M. Damiba, avait promis en prenant le pouvoir de faire de la sécurité sa priorité, dans ce pays miné depuis des années par de sanglantes attaques jihadistes.Mais celles-ci se sont multipliées ces derniers mois, notamment dans le nord du pays.

Pendant les négociations pour de meilleurs revenus et des primes, "les soldats maintiennent la pression à travers leur présence sur les points stratégiques qu'ils occupent depuis ce matin" à Ouagadougou, a affirmé une source gouvernementale.

- Manifestation pro-russe -

Plusieurs centaines de personnes, dont certaines brandissaient des drapeaux russes, se sont rassemblées vendredi après-midi sur la grande place de la Nation à Ouagadougou pour réclamer une coopération  militaire avec la Russie, rejeter la présence militaire française au Sahel et exiger le départ du lieutenant-colonel Damiba, a constaté une journaliste de l'AFP.

L'influence de Moscou ne cesse de croître dans plusieurs pays d'Afrique francophone ces dernières années et il n'est pas rare de voir des drapeaux russes dans de telles manifestations. 

Le ministère français des Affaires étrangères à demandé à ses ressortissants à Ouagadougou, estimés entre 4.000 et 5.000, de rester chez eux.

Une porte-parole de la Commission européenne à Bruxelles a dit espérer que la situation "revienne rapidement au calme et que l'ensemble des Burkinabé restent unis et solidaires dans ces moments difficiles".

Ces derniers mois, des attaques meurtrières, touchant des dizaines de civils et soldats, se sont multipliées dans le nord et l'est, où des villes sont désormais soumises à un blocus des jihadistes, qui font sauter des ponts à la dynamite et attaquent les convois de ravitaillement qui circulent dans la zone.

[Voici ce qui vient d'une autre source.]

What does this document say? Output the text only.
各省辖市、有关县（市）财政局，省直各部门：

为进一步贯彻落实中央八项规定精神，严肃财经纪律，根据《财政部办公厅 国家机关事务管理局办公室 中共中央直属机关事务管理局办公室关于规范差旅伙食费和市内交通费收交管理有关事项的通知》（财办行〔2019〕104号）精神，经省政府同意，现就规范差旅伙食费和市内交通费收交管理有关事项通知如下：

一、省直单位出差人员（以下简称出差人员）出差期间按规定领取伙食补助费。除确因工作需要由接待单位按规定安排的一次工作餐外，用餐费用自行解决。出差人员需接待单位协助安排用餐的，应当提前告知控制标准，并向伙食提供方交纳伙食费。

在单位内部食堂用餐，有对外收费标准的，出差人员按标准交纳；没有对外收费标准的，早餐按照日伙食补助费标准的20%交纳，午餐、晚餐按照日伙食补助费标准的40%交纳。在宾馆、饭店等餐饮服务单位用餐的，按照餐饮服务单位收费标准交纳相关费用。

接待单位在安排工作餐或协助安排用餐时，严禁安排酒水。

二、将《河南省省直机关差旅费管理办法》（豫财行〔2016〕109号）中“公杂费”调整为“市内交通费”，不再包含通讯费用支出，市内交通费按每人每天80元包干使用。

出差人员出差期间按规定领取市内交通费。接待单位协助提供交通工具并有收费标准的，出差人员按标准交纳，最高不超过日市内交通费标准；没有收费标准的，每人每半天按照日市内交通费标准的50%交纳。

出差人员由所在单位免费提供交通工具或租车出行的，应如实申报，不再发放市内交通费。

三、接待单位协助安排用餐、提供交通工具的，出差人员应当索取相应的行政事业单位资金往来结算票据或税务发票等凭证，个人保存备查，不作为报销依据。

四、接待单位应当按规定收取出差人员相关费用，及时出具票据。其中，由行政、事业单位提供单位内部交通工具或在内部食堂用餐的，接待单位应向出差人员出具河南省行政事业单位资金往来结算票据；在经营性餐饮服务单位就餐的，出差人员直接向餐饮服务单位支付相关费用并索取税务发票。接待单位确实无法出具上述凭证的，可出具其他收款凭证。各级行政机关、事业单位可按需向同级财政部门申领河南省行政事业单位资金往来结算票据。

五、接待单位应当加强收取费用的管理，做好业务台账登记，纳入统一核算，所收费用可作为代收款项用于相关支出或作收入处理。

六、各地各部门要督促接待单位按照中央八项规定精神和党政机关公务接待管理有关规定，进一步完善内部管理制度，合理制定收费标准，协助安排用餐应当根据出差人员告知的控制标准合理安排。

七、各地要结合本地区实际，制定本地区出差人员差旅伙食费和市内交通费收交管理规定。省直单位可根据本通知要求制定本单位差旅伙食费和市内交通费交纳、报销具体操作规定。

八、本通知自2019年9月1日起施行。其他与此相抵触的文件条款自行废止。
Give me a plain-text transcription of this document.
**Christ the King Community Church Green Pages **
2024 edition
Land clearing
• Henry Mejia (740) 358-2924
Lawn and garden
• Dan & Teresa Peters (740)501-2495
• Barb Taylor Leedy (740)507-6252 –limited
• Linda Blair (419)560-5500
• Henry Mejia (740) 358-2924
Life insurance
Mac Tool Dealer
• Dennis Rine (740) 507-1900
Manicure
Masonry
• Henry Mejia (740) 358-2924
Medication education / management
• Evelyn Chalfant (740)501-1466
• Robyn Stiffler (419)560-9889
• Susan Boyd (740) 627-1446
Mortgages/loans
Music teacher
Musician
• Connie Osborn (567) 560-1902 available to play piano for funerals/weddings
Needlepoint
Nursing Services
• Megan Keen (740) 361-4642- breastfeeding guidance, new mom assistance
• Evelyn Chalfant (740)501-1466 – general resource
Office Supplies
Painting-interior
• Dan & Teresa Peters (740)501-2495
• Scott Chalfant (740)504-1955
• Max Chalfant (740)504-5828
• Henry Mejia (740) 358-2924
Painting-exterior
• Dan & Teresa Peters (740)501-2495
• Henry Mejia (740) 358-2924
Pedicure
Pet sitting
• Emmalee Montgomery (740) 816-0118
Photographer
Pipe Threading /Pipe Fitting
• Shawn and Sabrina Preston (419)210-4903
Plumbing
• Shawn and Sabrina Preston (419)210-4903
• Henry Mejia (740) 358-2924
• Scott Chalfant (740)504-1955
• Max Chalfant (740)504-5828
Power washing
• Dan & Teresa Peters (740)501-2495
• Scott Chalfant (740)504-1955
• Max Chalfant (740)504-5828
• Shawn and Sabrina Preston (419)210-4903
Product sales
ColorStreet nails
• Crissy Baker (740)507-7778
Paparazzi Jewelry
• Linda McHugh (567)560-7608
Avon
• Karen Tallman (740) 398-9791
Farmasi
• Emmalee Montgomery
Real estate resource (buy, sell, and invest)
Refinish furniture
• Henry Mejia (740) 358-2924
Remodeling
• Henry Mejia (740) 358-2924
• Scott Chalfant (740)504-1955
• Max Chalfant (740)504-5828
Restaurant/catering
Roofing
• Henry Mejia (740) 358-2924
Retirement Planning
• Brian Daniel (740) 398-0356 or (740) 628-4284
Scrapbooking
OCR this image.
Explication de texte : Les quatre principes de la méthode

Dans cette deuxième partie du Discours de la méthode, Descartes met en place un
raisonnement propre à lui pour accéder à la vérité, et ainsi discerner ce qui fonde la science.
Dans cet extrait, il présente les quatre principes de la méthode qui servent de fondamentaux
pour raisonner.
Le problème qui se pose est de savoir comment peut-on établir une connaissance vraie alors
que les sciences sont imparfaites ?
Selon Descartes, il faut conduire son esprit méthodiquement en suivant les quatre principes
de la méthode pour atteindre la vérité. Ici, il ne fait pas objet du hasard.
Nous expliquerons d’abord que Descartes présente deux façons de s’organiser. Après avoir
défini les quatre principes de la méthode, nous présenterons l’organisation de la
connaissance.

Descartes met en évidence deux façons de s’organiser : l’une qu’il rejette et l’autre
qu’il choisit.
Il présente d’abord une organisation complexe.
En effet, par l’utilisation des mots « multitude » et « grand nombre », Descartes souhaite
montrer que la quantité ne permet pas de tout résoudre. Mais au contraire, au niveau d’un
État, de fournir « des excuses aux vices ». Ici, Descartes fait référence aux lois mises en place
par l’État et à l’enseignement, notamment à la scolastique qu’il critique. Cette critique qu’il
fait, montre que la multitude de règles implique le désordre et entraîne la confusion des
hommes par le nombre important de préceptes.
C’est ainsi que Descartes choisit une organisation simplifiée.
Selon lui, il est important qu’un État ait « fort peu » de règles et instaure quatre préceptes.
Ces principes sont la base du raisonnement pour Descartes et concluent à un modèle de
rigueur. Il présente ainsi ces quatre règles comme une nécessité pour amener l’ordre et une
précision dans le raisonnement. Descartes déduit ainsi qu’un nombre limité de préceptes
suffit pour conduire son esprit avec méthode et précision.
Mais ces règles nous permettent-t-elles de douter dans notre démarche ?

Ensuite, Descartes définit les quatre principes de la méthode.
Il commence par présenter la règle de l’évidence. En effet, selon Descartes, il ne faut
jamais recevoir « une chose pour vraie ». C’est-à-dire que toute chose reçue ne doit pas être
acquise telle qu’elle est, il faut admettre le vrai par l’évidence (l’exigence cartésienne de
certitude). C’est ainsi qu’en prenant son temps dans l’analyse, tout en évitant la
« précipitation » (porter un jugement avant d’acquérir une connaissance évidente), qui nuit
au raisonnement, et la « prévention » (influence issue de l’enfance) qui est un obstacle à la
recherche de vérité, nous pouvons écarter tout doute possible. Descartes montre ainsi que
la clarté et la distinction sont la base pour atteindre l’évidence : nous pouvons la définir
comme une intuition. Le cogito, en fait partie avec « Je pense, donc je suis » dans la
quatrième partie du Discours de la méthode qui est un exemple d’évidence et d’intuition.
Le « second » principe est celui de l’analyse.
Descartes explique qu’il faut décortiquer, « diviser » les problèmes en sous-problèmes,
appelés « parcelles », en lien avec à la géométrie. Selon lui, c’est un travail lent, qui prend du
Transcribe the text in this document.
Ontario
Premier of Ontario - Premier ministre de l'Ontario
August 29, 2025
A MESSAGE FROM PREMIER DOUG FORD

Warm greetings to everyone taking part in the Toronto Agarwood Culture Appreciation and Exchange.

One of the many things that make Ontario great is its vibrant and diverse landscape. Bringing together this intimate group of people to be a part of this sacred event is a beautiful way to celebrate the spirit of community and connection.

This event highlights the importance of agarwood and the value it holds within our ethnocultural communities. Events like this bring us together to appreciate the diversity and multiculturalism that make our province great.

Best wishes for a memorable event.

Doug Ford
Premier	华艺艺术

Deux de ces convois ont notamment été attaqués en septembre, avec à chaque fois un bilan lourd.

Trente-cinq civils, dont de nombreux enfants, sont morts dans l'explosion d'un engin improvisé le 5 septembre.Et lundi, 11 soldats ont été tués et 50 civils portés disparus dans l'attaque de leur convoi. 

Le 13 septembre, le lieutenant-colonel Damiba avait limogé son ministre de la Défense pour assumer lui-même ce rôle. 

D'autres attaques ont particulièrement marqué l'opinion publique, comme le massacre de Seytenga (nord) en juin, au cours duquel 86 civils avaient été tués. 

Depuis 2015, les attaques récurrentes de mouvements armés affiliés à Al-Qaïda et au groupe Etat islamique, principalement dans le nord et l'est du pays, ont fait des milliers de morts et provoqué le déplacement de quelque deux millions de personnes.